Au-delà du travail de l'ombre des bibliothécaires qui a déjà été filmé par exemple par Frederik Wiseman, il y aurait aussi un vrai film à faire sur l'accueil du public, mais pour moi, ce sujet mérite un film en soi, et il ne faut pas essayer de faire plusieurs films en un. Pour autant, même si les bibliothécaires ne sont pas dans le film, ils nous ont fait un formidable accueil, et les échanges que j'ai eus avec eux avant, pendant et après la réalisation du film, sont très enrichissants.
Combien de rushes aviez-vous en votre possession ? Quelle a été la ligne directrice du montage ?
Clément Abbey : Je ne serais pas capable de vous chiffrer exactement le nombre d'heures de rushes que nous avons eu, mais cela dépasse la centaine. Nous avons rencontré des dizaines de personnes et seulement une minorité figure dans le film final. Le montage a été un travail de très longue haleine.
La sélection des personnes qui figurent au final dans le film s'est faite principalement sur le critère suivant : nous avons gardé ceux qui étaient le plus habités par ce qu'ils consultaient à la bibliothèque. Tout l'enjeu ensuite a été de trouver une sorte de déambulation d'une rencontre à l'autre qui se fasse insensiblement, selon une logique souterraine qui nous faisait parcourir différentes tonalités et différentes émotions, un peu comme une musique, qui alterne des modes différents, mais qui s'enrichit petit à petit, par petites touches.
Il y avait néanmoins un horizon à cette progression insensible : celui de l'ouverture à l'autre, que ce soit dans la vraie vie ou par le biais de mediums culturels.

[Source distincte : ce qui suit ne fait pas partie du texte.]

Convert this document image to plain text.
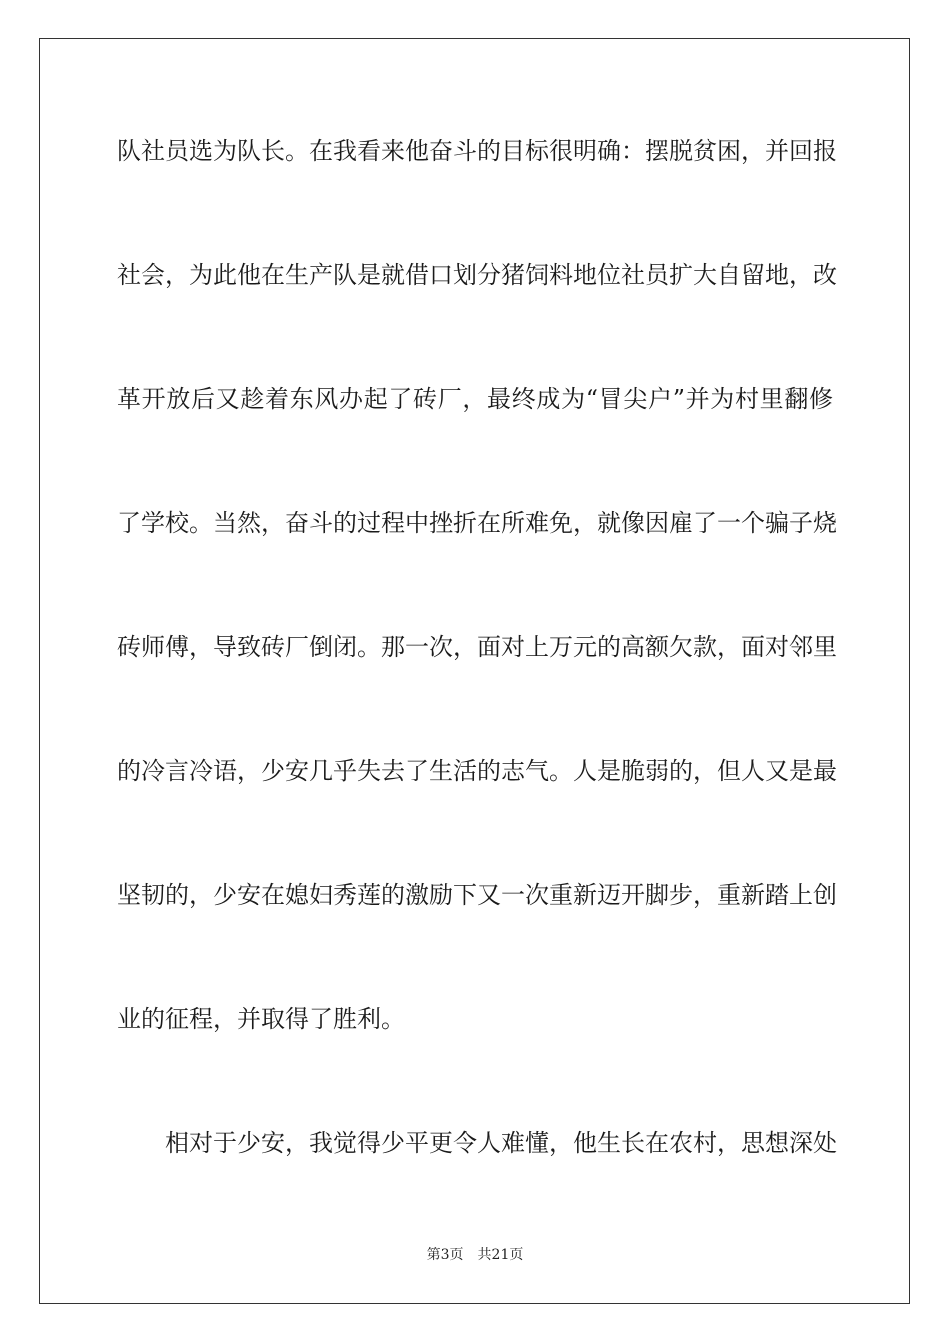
队社员选为队长。在我看来他奋斗的目标很明确：摆脱贫困，并回报
社会，为此他在生产队是就借口划分猪饲料地位社员扩大自留地，改
革开放后又趁着东风办起了砖厂，最终成为“冒尖户”并为村里翻修
了学校。当然，奋斗的过程中挫折在所难免，就像因雇了一个骗子烧
砖师傅，导致砖厂倒闭。那一次，面对上万元的高额欠款，面对邻里
的冷言冷语，少安几乎失去了生活的志气。人是脆弱的，但人又是最
坚韧的，少安在媳妇秀莲的激励下又一次重新迈开脚步，重新踏上创
业的征程，并取得了胜利。
相对于少安，我觉得少平更令人难懂，他生长在农村，思想深处
第3页 共21页
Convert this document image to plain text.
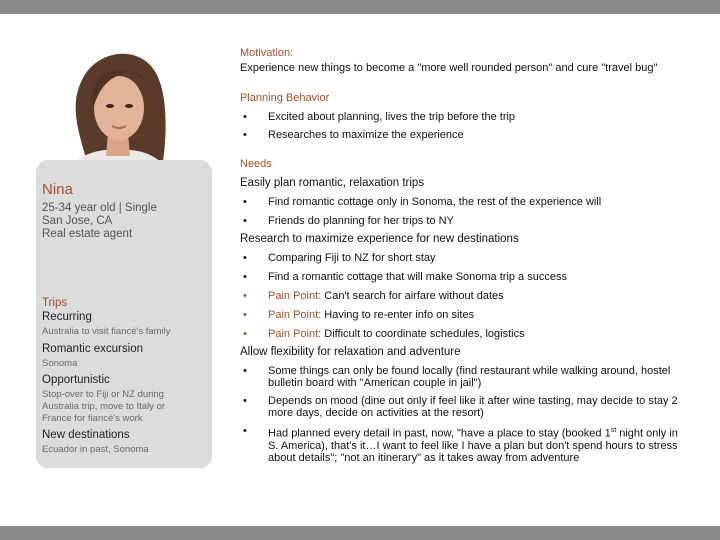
Nina
25-34 year old | Single
San Jose, CA
Real estate agent
Trips
Recurring
Australia to visit fiancé's family
Romantic excursion
Sonoma
Opportunistic
Stop-over to Fiji or NZ during Australia trip, move to Italy or France for fiancé's work
New destinations
Ecuador in past, Sonoma
Motivation:
Experience new things to become a "more well rounded person" and cure "travel bug"
Planning Behavior
• Excited about planning, lives the trip before the trip
• Researches to maximize the experience
Needs
Easily plan romantic, relaxation trips
• Find romantic cottage only in Sonoma, the rest of the experience will
• Friends do planning for her trips to NY
Research to maximize experience for new destinations
• Comparing Fiji to NZ for short stay
• Find a romantic cottage that will make Sonoma trip a success
• Pain Point: Can't search for airfare without dates
• Pain Point: Having to re-enter info on sites
• Pain Point: Difficult to coordinate schedules, logistics
Allow flexibility for relaxation and adventure
• Some things can only be found locally (find restaurant while walking around, hostel bulletin board with "American couple in jail")
• Depends on mood (dine out only if feel like it after wine tasting, may decide to stay 2 more days, decide on activities at the resort)
• Had planned every detail in past, now, "have a place to stay (booked 1st night only in S. America), that's it…I want to feel like I have a plan but don't spend hours to stress about details"; "not an itinerary" as it takes away from adventure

Qu'avez-vous appris pendant le tournage ? Quel a été le moment le plus fort, à vos yeux ?
Clément Abbey : J'ai appris beaucoup de choses d'un point de vue strictement culturel, car chaque usager me faisait rentrer dans des univers culturels qui n'étaient pas forcément les miens. Mais cela est finalement assez secondaire. La leçon plus générale, c'est qu'il y a dans la foule, chez nos voisins, des vies intérieures stupéfiantes.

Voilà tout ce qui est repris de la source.